The catalog changes slowly but is streamed billions of times, so the dominant load is serving huge, immutable video files to viewers. The winning move is to pre-transcode every title once and push the resulting segments to a CDN close to users, turning playback into a cheap static-file fetch rather than a live computation.
What is adaptive bitrate streaming (ABR)?
Each title is encoded at several resolutions and bitrates and chopped into short segments (2 to 10 seconds). The client player measures available bandwidth and, for each segment, requests the highest quality it can sustain, stepping down instantly when the network degrades. HLS and DASH are the two standard protocols that implement this.
How does the transcoding pipeline work?
An uploaded master file is split into chunks and fanned out to a fleet of workers that encode each chunk in parallel into every target resolution and codec. The outputs are packaged into HLS/DASH segments with manifest files, validated, and pushed to origin storage and the CDN. Parallel chunked encoding is what makes transcoding a full movie fast.
How does a user actually start playing a video?

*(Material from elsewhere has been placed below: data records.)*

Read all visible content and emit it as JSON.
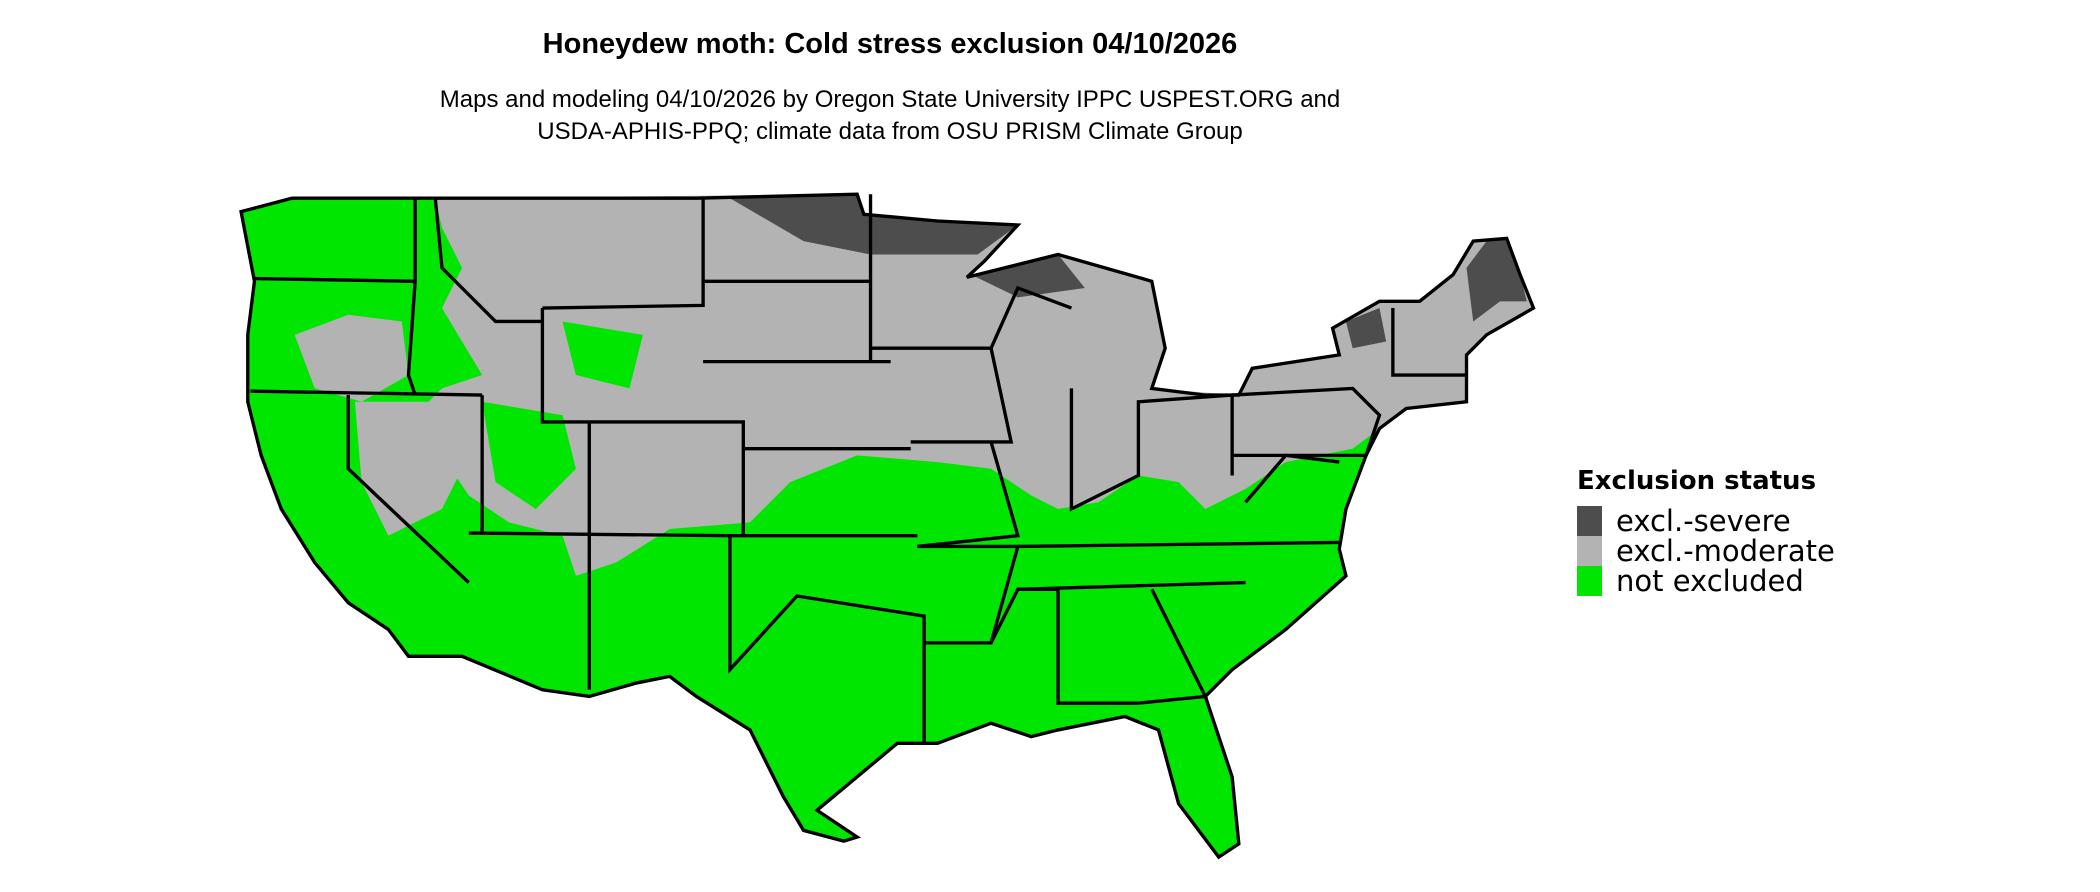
{
  "title": "Honeydew moth: Cold stress exclusion 04/10/2026",
  "subtitle_lines": [
    "Maps and modeling 04/10/2026 by Oregon State University IPPC USPEST.ORG and",
    "USDA-APHIS-PPQ; climate data from OSU PRISM Climate Group"
  ],
  "legend": {
    "title": "Exclusion status",
    "items": [
      {
        "label": "excl.-severe",
        "color": "#4d4d4d"
      },
      {
        "label": "excl.-moderate",
        "color": "#b3b3b3"
      },
      {
        "label": "not excluded",
        "color": "#00e600"
      }
    ]
  }
}
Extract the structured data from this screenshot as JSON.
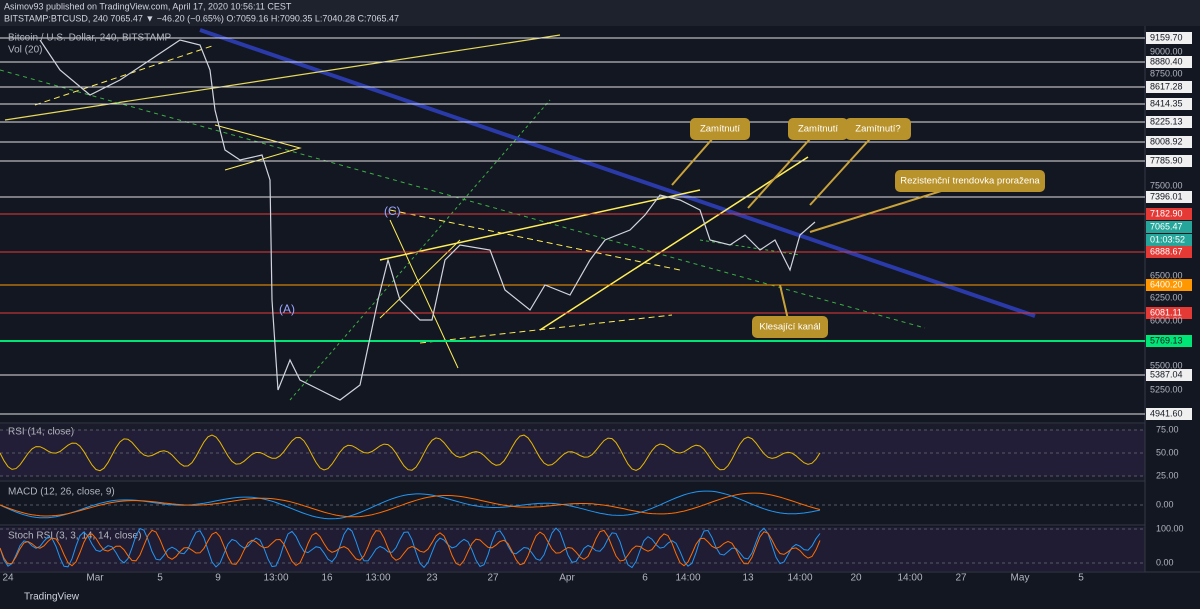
{
  "header": {
    "line1": "Asimov93 published on TradingView.com, April 17, 2020 10:56:11 CEST",
    "line2": "BITSTAMP:BTCUSD, 240 7065.47 ▼ −46.20 (−0.65%) O:7059.16 H:7090.35 L:7040.28 C:7065.47"
  },
  "main": {
    "symbol": "Bitcoin / U.S. Dollar, 240, BITSTAMP",
    "volume": "Vol (20)",
    "wave_c": "(C)",
    "wave_a": "(A)"
  },
  "annotations": [
    "Zamítnutí",
    "Zamítnutí",
    "Zamítnutí?",
    "Rezistenční trendovka proražena",
    "Klesající kanál"
  ],
  "price_axis": [
    "9159.70",
    "9000.00",
    "8880.40",
    "8750.00",
    "8617.28",
    "8414.35",
    "8225.13",
    "8008.92",
    "7785.90",
    "7500.00",
    "7396.01",
    "7182.90",
    "7065.47",
    "01:03:52",
    "6888.67",
    "6500.00",
    "6400.20",
    "6250.00",
    "6081.11",
    "6000.00",
    "5769.13",
    "5500.00",
    "5387.04",
    "5250.00",
    "4941.60"
  ],
  "indicators": {
    "rsi": {
      "name": "RSI (14, close)",
      "axis": [
        "75.00",
        "50.00",
        "25.00"
      ]
    },
    "macd": {
      "name": "MACD (12, 26, close, 9)",
      "axis": [
        "0.00"
      ]
    },
    "stoch": {
      "name": "Stoch RSI (3, 3, 14, 14, close)",
      "axis": [
        "100.00",
        "0.00"
      ]
    }
  },
  "time_axis": [
    "24",
    "Mar",
    "5",
    "9",
    "13:00",
    "16",
    "13:00",
    "23",
    "27",
    "Apr",
    "6",
    "14:00",
    "13",
    "14:00",
    "20",
    "14:00",
    "27",
    "May",
    "5"
  ],
  "footer": "TradingView"
}
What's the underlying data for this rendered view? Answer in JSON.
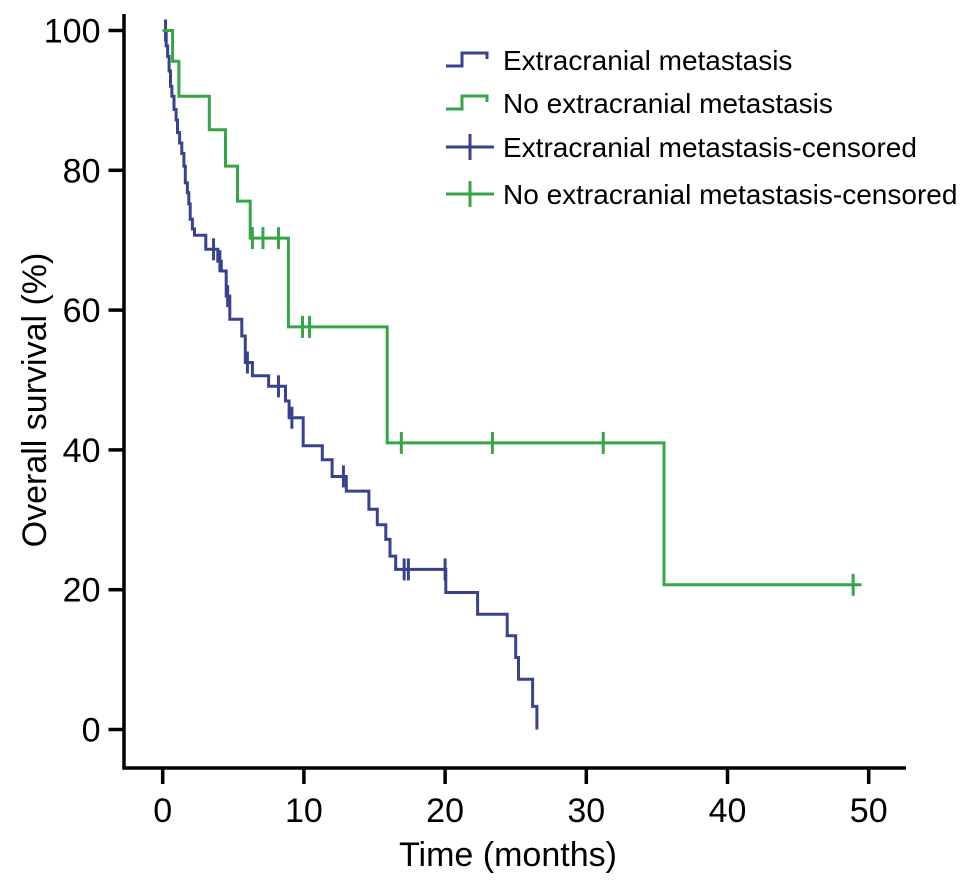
{
  "chart_data": {
    "type": "line",
    "subtype": "kaplan-meier-step-survival",
    "title": "",
    "xlabel": "Time (months)",
    "ylabel": "Overall survival (%)",
    "xlim": [
      0,
      50
    ],
    "ylim": [
      0,
      100
    ],
    "x_ticks": [
      0,
      10,
      20,
      30,
      40,
      50
    ],
    "y_ticks": [
      0,
      20,
      40,
      60,
      80,
      100
    ],
    "grid": false,
    "legend_position": "top-right",
    "axis_color": "#000000",
    "series": [
      {
        "name": "Extracranial metastasis",
        "color": "#3a428e",
        "points": [
          [
            0,
            100
          ],
          [
            0.25,
            97.8
          ],
          [
            0.35,
            96.3
          ],
          [
            0.45,
            94.2
          ],
          [
            0.55,
            92.0
          ],
          [
            0.65,
            90.6
          ],
          [
            0.8,
            88.7
          ],
          [
            0.95,
            87.2
          ],
          [
            1.05,
            85.4
          ],
          [
            1.2,
            83.9
          ],
          [
            1.35,
            82.4
          ],
          [
            1.5,
            80.6
          ],
          [
            1.6,
            78.2
          ],
          [
            1.75,
            76.8
          ],
          [
            1.85,
            75.2
          ],
          [
            1.95,
            73.0
          ],
          [
            2.1,
            71.6
          ],
          [
            2.25,
            70.7
          ],
          [
            3.05,
            68.7
          ],
          [
            3.9,
            67.0
          ],
          [
            4.15,
            65.6
          ],
          [
            4.5,
            62.0
          ],
          [
            4.75,
            58.7
          ],
          [
            5.6,
            56.3
          ],
          [
            5.85,
            52.5
          ],
          [
            6.35,
            50.6
          ],
          [
            7.5,
            49.1
          ],
          [
            8.7,
            47.0
          ],
          [
            8.95,
            44.6
          ],
          [
            9.95,
            40.6
          ],
          [
            11.3,
            38.6
          ],
          [
            12.0,
            36.2
          ],
          [
            13.0,
            34.1
          ],
          [
            14.6,
            31.5
          ],
          [
            15.2,
            29.3
          ],
          [
            15.8,
            27.2
          ],
          [
            16.1,
            24.8
          ],
          [
            16.5,
            22.9
          ],
          [
            20.05,
            19.6
          ],
          [
            22.3,
            16.5
          ],
          [
            24.4,
            13.4
          ],
          [
            25.0,
            10.3
          ],
          [
            25.2,
            7.2
          ],
          [
            26.2,
            3.3
          ],
          [
            26.5,
            0
          ]
        ],
        "censored": [
          [
            0.2,
            100
          ],
          [
            3.6,
            68.7
          ],
          [
            4.05,
            67.0
          ],
          [
            4.6,
            62.0
          ],
          [
            6.0,
            52.5
          ],
          [
            8.2,
            49.1
          ],
          [
            9.15,
            44.6
          ],
          [
            12.8,
            36.2
          ],
          [
            17.1,
            22.9
          ],
          [
            17.4,
            22.9
          ],
          [
            20.0,
            22.9
          ]
        ]
      },
      {
        "name": "No extracranial metastasis",
        "color": "#36a449",
        "points": [
          [
            0,
            100
          ],
          [
            0.7,
            95.6
          ],
          [
            1.15,
            90.6
          ],
          [
            3.3,
            85.8
          ],
          [
            4.45,
            80.6
          ],
          [
            5.3,
            75.6
          ],
          [
            6.2,
            70.3
          ],
          [
            8.9,
            57.6
          ],
          [
            15.9,
            41.0
          ],
          [
            35.5,
            20.7
          ],
          [
            49.5,
            20.7
          ]
        ],
        "censored": [
          [
            6.35,
            70.3
          ],
          [
            7.1,
            70.3
          ],
          [
            8.2,
            70.3
          ],
          [
            9.9,
            57.6
          ],
          [
            10.4,
            57.6
          ],
          [
            16.9,
            41.0
          ],
          [
            23.35,
            41.0
          ],
          [
            31.2,
            41.0
          ],
          [
            48.9,
            20.7
          ]
        ]
      }
    ],
    "legend": [
      {
        "label": "Extracranial metastasis",
        "symbol": "step",
        "color": "#3a428e"
      },
      {
        "label": "No extracranial metastasis",
        "symbol": "step",
        "color": "#36a449"
      },
      {
        "label": "Extracranial metastasis-censored",
        "symbol": "plus",
        "color": "#3a428e"
      },
      {
        "label": "No extracranial metastasis-censored",
        "symbol": "plus",
        "color": "#36a449"
      }
    ]
  }
}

The client calls the playback API, which authorizes the user, resolves the title, and returns a manifest listing the available bitrate renditions plus CDN URLs for the segments. The player fetches segments directly from the nearest CDN edge and adapts quality per segment. Metadata and playback are served by the app tier; the bytes come from the CDN.
How does Netflix store and serve so much video?
Master files and transcoded segments live in durable object storage (S3-style) as the origin of truth. Popular content is cached at CDN edge locations near viewers, so the origin is hit rarely. Metadata like titles, artwork, and watch history lives in separate databases tuned for fast reads.